Linear Extensions of Rotor-Routing in Directed Graphs: Reachability Problems

TL;DR

This paper extends rotor-routing to a broad class of multigraphs with Generalized Rotor Mechanisms, analyzing reachability problems and establishing complexity results, including NP-completeness and polynomial-time algorithms.

Contribution

It introduces a unified framework for rotor-routing with GRM, generalizing previous models and characterizing reachability complexities in this broader setting.

Findings

Legal reachability in GRM multigraphs is NP-complete.

Cyclic GRM routing admits a polynomial-time algorithm.
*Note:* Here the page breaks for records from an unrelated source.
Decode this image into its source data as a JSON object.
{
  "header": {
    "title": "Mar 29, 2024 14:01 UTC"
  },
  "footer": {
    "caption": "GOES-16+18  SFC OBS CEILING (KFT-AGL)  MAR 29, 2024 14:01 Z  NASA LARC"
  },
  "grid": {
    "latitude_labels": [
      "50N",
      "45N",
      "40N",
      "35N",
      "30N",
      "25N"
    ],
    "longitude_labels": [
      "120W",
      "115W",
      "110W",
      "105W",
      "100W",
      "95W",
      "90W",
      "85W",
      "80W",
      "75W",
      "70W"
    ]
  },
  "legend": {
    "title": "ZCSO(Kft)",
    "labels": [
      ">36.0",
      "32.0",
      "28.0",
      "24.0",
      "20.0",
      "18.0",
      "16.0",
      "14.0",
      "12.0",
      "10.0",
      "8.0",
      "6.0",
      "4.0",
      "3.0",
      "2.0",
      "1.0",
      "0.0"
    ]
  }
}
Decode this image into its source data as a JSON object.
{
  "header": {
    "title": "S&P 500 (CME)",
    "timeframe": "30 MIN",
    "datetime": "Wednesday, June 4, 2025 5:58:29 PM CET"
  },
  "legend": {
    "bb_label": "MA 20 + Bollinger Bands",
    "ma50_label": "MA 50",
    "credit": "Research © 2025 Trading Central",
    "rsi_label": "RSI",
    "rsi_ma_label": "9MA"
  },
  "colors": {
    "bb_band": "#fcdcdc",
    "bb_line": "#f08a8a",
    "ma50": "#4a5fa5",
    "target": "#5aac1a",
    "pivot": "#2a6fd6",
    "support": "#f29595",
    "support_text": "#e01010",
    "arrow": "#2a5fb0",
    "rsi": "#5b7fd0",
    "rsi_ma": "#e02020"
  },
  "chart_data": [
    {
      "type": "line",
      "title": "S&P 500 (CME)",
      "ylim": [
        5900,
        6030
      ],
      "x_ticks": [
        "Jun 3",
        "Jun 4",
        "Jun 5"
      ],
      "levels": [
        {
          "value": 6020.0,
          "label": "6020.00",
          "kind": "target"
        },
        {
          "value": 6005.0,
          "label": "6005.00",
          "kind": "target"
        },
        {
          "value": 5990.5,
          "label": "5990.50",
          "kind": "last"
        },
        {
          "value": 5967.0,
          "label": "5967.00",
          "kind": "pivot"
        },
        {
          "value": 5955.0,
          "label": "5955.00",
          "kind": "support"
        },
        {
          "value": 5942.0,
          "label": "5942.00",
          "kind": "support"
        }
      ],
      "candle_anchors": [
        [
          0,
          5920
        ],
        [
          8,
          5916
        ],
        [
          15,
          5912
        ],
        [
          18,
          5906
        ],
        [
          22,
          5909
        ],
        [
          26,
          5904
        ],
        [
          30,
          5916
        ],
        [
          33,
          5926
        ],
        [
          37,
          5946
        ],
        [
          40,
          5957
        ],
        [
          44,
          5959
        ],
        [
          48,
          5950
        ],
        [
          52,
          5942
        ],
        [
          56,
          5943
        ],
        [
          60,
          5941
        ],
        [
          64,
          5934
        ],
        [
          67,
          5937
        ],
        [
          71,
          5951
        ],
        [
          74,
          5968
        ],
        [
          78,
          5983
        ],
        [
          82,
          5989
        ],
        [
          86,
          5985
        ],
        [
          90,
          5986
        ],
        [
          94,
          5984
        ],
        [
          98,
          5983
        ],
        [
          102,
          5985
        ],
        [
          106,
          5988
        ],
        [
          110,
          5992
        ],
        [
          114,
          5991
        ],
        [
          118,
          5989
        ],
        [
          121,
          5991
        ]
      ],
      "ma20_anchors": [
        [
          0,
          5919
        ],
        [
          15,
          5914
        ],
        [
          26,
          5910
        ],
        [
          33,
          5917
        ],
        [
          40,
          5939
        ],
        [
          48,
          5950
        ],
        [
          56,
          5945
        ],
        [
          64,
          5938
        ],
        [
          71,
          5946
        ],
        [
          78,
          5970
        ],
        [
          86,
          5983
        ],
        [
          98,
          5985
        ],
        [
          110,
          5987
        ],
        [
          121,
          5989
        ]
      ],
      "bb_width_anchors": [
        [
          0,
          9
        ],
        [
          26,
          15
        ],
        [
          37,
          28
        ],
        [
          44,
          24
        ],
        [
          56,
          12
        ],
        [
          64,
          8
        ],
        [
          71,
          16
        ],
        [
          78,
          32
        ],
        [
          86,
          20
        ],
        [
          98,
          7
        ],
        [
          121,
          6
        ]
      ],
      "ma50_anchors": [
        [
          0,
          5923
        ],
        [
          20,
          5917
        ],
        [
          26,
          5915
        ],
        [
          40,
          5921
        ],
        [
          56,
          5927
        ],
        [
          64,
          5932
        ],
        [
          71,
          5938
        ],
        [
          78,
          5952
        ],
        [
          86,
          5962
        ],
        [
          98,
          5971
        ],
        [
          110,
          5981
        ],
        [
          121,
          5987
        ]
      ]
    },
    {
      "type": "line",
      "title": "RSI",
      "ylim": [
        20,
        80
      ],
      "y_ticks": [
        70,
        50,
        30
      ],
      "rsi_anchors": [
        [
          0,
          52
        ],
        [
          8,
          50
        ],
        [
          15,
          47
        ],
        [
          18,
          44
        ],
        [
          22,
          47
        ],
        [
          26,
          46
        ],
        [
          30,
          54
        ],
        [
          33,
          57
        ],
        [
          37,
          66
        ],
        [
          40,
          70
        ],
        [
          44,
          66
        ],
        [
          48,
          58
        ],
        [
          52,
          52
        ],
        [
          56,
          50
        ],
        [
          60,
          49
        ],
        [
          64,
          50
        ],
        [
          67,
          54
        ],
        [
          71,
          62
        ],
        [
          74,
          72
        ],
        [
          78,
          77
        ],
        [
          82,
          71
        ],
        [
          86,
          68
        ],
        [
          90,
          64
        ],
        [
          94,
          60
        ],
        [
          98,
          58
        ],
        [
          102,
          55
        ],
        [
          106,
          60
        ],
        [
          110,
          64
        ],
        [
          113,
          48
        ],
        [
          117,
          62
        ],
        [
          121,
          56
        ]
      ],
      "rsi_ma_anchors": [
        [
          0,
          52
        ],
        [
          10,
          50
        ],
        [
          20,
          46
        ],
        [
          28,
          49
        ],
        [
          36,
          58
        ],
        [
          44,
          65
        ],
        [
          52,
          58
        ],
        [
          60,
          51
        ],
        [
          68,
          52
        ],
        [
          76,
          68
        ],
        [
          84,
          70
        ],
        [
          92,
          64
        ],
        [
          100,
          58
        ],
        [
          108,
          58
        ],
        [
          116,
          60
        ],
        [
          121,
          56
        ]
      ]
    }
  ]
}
Framework unifies rotor-routing and abelian sandpiles as Vector Addition Systems.

Abstract

We develop a unified framework for rotor-routing that extends the classical model to a broad class of multigraphs equipped with Generalized Rotor Mechanisms (GRM). This perspective places rotor-routing on the same footing as abelian sandpiles by interpreting both as conservative instances of Vector Addition Systems (VAS). Within this framework, routing becomes a linear transformation governed by arc mechanisms, while legality is enforced through non-negativity constraints. We introduce four routing models -- free routing, standard rotor-routing, cyclic GRM routing, and fully general GRM routing -- and study their reachability problems in both the linear and legal settings. Our results generalize previous characterizations for standard rotor-routing and extend them to the GRM setting. In particular, we show that legal reachability in GRM multigraphs is NP-complete, whereas the cyclic GRM routing model, which includes the classical rotor-router, admits a polynomial-time algorithm.